六 宿営地食
目を開けると、辺りが暗かった。夜になったらしい。回復に少々時間がかかってしまった。
「気がついたか」
間近からナヤクに覗き込まれて、シャイタンは目を瞬いた。夜の所為か、頭の黒布を取った青年は、焚き火に照らされて、切れ長の両眼で睨んでくる。怒っているらしい。
「何故、おれを庇った?」
冷ややかに問われて、シャイタンは決まり文句で答えた。
「わたしは、天才で最強ですから」
「それでも、死ぬ時は死ぬ」
青年は厳しく言う。
「命を粗末にしたら駄目だ」
「あなたにだけは、言われたくないですが……」
憮然として言い返し、シャイタンは上体を起こした。回復した体は問題なく動く。
「ここは……?」
辺りを見回したシャイタンに、ナヤクはまだ不機嫌な声で告げた。
「パタール王国とサアダ王国の国境沿いを通って、レギスタン王国へ向かっているんだ。ここは、今夜の宿営地。遠征に連れてきてよかったんだよね……?」
確認されて、シャイタンは苦笑した。小柄な化身とはいえ、ずっと運んでくるのは大変だったはずだ。
「勿論です。運んで頂いて感謝します」
「あんたには命を救われた。この程度、何の返礼にもならない」
淡々と呟き、青年は傍の焚き火に枝をくべた。殆ど無表情で分かりにくいが、まるで拗ねているような横顔だ。
「なら、返礼として、わたしに食事を振る舞って下さい」
シャイタンは要求した。化身は腹が減る。シャイタンにとって、食事こそ、化身になった時の最大の楽しみだった。

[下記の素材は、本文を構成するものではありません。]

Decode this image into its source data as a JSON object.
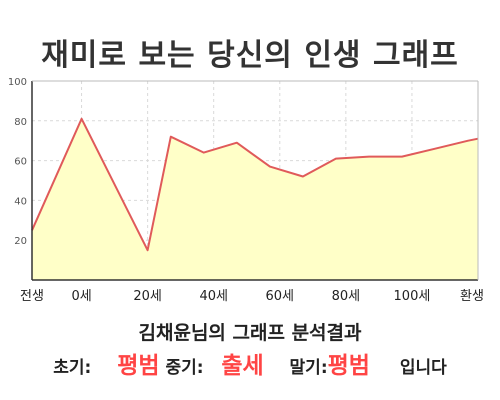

「ああ、それなら、かなりいろいろ用意できる。おれの料理の腕はそこそこだけれど、助っ人もいる」
ナヤクは言いながら背後を振り向く。シャイタンがその暗がりへ視線を向けると、まず、小柄な禿頭の老人が目に入った。
「これはこれは、お目汚しを」
老人は長い髭を揺らめかせて笑み、深い皺を刻んで目を細める。
「それがしは、あなた様には比べるべくもない、しがない祭官にて、チャッタンと申します。以後お見知りおきを」
「気を失ったあんたを診てくれたんだ」
ナヤクが言い添えた。
「それは、お世話になりました。ありがとうございます」
とりあえず礼を述べたシャイタンに、年老いた祭官は微笑んだまま首を横に振った。
「いえいえ、それがしの助けなぞ、何の必要もありませなんだ。あなた様の体は、自ずから御回復されましたからな。さすが、伝説の聖仙と感服致しました」
「お陰で、食べ物に困らずに済みそうなんだ。みんなが、あんたに布施を渡したいと言って、いろいろ置いていったから」
ナヤクがまた言葉を添えた。成るほど、チャッタンとナヤクの間には、こんもりと穀物や乳製品、黄金製品などが盛り上げられ、その向こうには、馬が三頭佇んでいる。
「そんなに期待されても、困るんですけれどね……」
シャイタンは失笑した。布施を祭官に渡す行為は、神魔へ供物を捧げる祭式へと繋がる。即ち、神魔への取りなしを頼まれた形だ。
(神魔をけしかけているのは、予なのだけれどね……)
目を伏せたシャイタンに、ナヤクが僅かに胸を張って言った。